Decomposing tensors via rank-one approximations
Alvaro Ribot, Emil Horobet, Anna Seigal, Ettore Teixeira Turatti
TL;DR
The paper develops a tensor analogue of the matrix SVD via successive rank-one approximations, defining two-orthogonal decompositions as the order-independent case. It proves a maximal-length bound N for such decompositions, establishes a dimension lower bound for the corresponding two-orthogonal variety that exceeds the odeco dimension, and provides both combinatorial (Latin hypercubes, graphs) and algebraic descriptions (for binary and 2×2×2 tensors) of the variety. The work also characterizes identifiability in small cases and discusses optimal truncations, border rank considerations, and extensions to partially symmetric tensors. Overall, it deepens understanding of tensor decompositions beyond odeco, linking algebraic geometry, combinatorics, and tensor approximation theory with implications for rank notions and identifiability.
Abstract
Matrices can be decomposed via rank-one approximations: the best rank-one approximation is a singular vector pair, and the singular value decomposition writes a matrix as a sum of singular vector pairs.
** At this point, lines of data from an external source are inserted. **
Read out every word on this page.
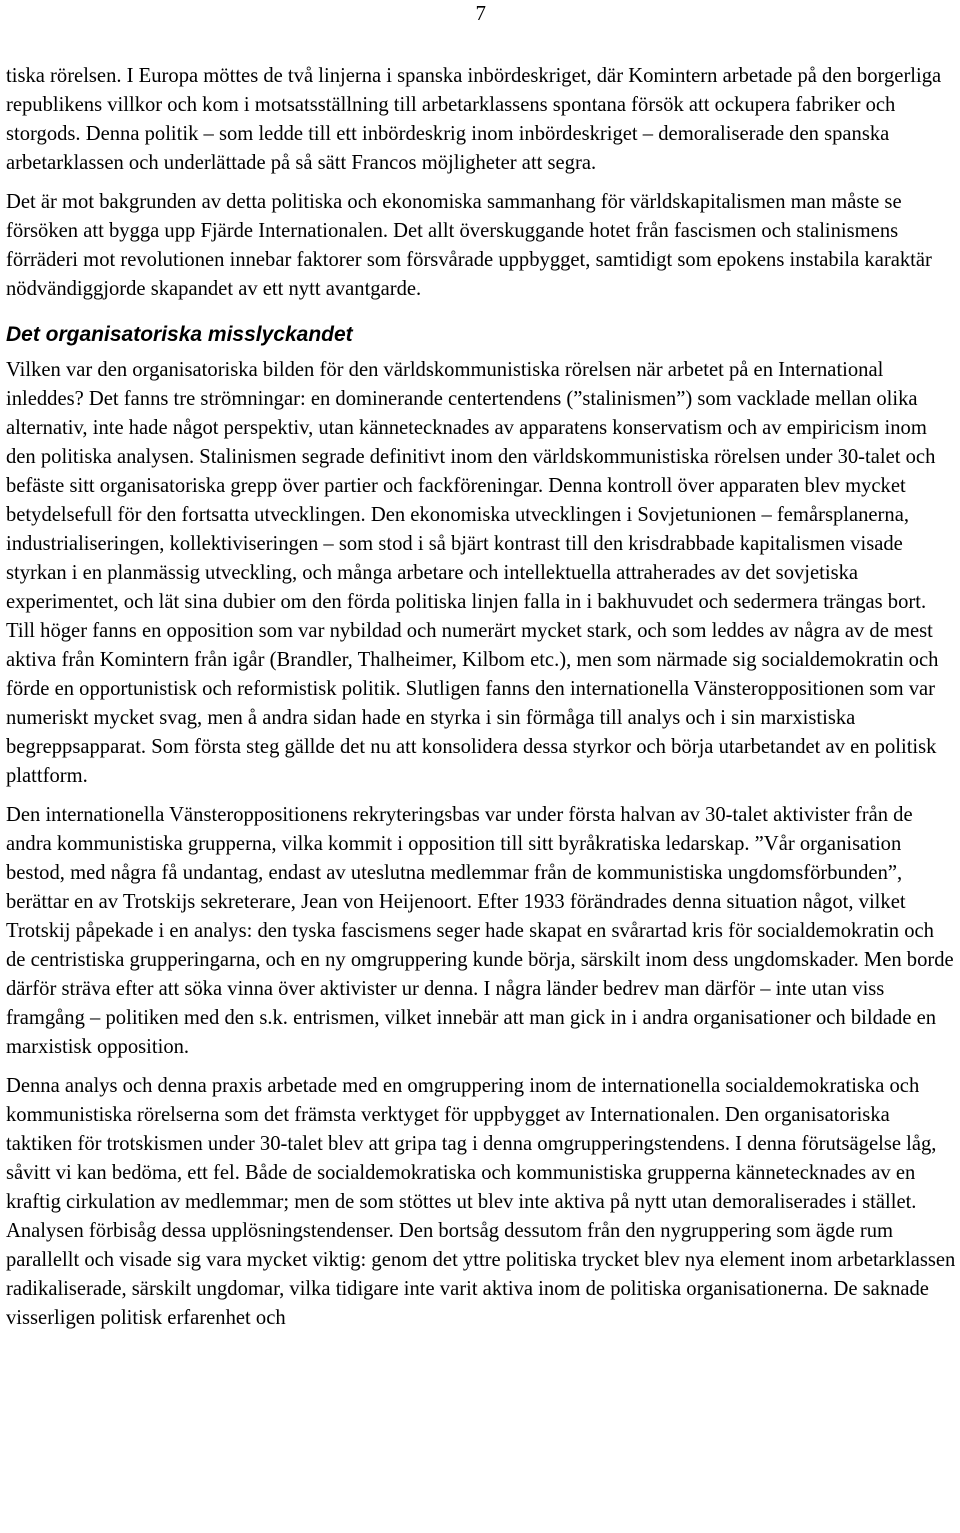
7

tiska rörelsen. I Europa möttes de två linjerna i spanska inbördeskriget, där Komintern arbetade på den borgerliga republikens villkor och kom i motsatsställning till arbetarklassens spontana försök att ockupera fabriker och storgods. Denna politik – som ledde till ett inbördeskrig inom inbördeskriget – demoraliserade den spanska arbetarklassen och underlättade på så sätt Francos möjligheter att segra.

Det är mot bakgrunden av detta politiska och ekonomiska sammanhang för världskapitalismen man måste se försöken att bygga upp Fjärde Internationalen. Det allt överskuggande hotet från fascismen och stalinismens förräderi mot revolutionen innebar faktorer som försvårade uppbygget, samtidigt som epokens instabila karaktär nödvändiggjorde skapandet av ett nytt avantgarde.

Det organisatoriska misslyckandet

Vilken var den organisatoriska bilden för den världskommunistiska rörelsen när arbetet på en International inleddes? Det fanns tre strömningar: en dominerande centertendens (”stalinismen”) som vacklade mellan olika alternativ, inte hade något perspektiv, utan kännetecknades av apparatens konservatism och av empiricism inom den politiska analysen. Stalinismen segrade definitivt inom den världskommunistiska rörelsen under 30-talet och befäste sitt organisatoriska grepp över partier och fackföreningar. Denna kontroll över apparaten blev mycket betydelsefull för den fortsatta utvecklingen. Den ekonomiska utvecklingen i Sovjetunionen – femårsplanerna, industrialiseringen, kollektiviseringen – som stod i så bjärt kontrast till den krisdrabbade kapitalismen visade styrkan i en planmässig utveckling, och många arbetare och intellektuella attraherades av det sovjetiska experimentet, och lät sina dubier om den förda politiska linjen falla in i bakhuvudet och sedermera trängas bort. Till höger fanns en opposition som var nybildad och numerärt mycket stark, och som leddes av några av de mest aktiva från Komintern från igår (Brandler, Thalheimer, Kilbom etc.), men som närmade sig socialdemokratin och förde en opportunistisk och reformistisk politik. Slutligen fanns den internationella Vänsteroppositionen som var numeriskt mycket svag, men å andra sidan hade en styrka i sin förmåga till analys och i sin marxistiska begreppsapparat. Som första steg gällde det nu att konsolidera dessa styrkor och börja utarbetandet av en politisk plattform.

Den internationella Vänsteroppositionens rekryteringsbas var under första halvan av 30-talet aktivister från de andra kommunistiska grupperna, vilka kommit i opposition till sitt byråkratiska ledarskap. ”Vår organisation bestod, med några få undantag, endast av uteslutna medlemmar från de kommunistiska ungdomsförbunden”, berättar en av Trotskijs sekreterare, Jean von Heijenoort. Efter 1933 förändrades denna situation något, vilket Trotskij påpekade i en analys: den tyska fascismens seger hade skapat en svårartad kris för socialdemokratin och de centristiska grupperingarna, och en ny omgruppering kunde börja, särskilt inom dess ungdomskader. Men borde därför sträva efter att söka vinna över aktivister ur denna. I några länder bedrev man därför – inte utan viss framgång – politiken med den s.k. entrismen, vilket innebär att man gick in i andra organisationer och bildade en marxistisk opposition.

Denna analys och denna praxis arbetade med en omgruppering inom de internationella socialdemokratiska och kommunistiska rörelserna som det främsta verktyget för uppbygget av Internationalen. Den organisatoriska taktiken för trotskismen under 30-talet blev att gripa tag i denna omgrupperingstendens. I denna förutsägelse låg, såvitt vi kan bedöma, ett fel. Både de socialdemokratiska och kommunistiska grupperna kännetecknades av en kraftig cirkulation av medlemmar; men de som stöttes ut blev inte aktiva på nytt utan demoraliserades i stället. Analysen förbisåg dessa upplösningstendenser. Den bortsåg dessutom från den nygruppering som ägde rum parallellt och visade sig vara mycket viktig: genom det yttre politiska trycket blev nya element inom arbetarklassen radikaliserade, särskilt ungdomar, vilka tidigare inte varit aktiva inom de politiska organisationerna. De saknade visserligen politisk erfarenhet och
The singular vector tuples of a tensor are the critical points of its best rank-one approximation problem. In this paper, we study tensors that can be decomposed via successive rank-one approximations: compute a singular vector tuple, subtract it off, compute a singular vector tuple of the new deflated tensor, and repeat. The number of terms in such a decomposition may exceed the tensor rank. Moreover, the decomposition may depend on the order in which terms are subtracted. We show that the decomposition is valid independent of order if and only if all singular vectors in the process are orthogonal in at least two factors. We study the variety of such tensors. We lower bound its dimension, showing that it is significantly larger than the variety of odeco tensors.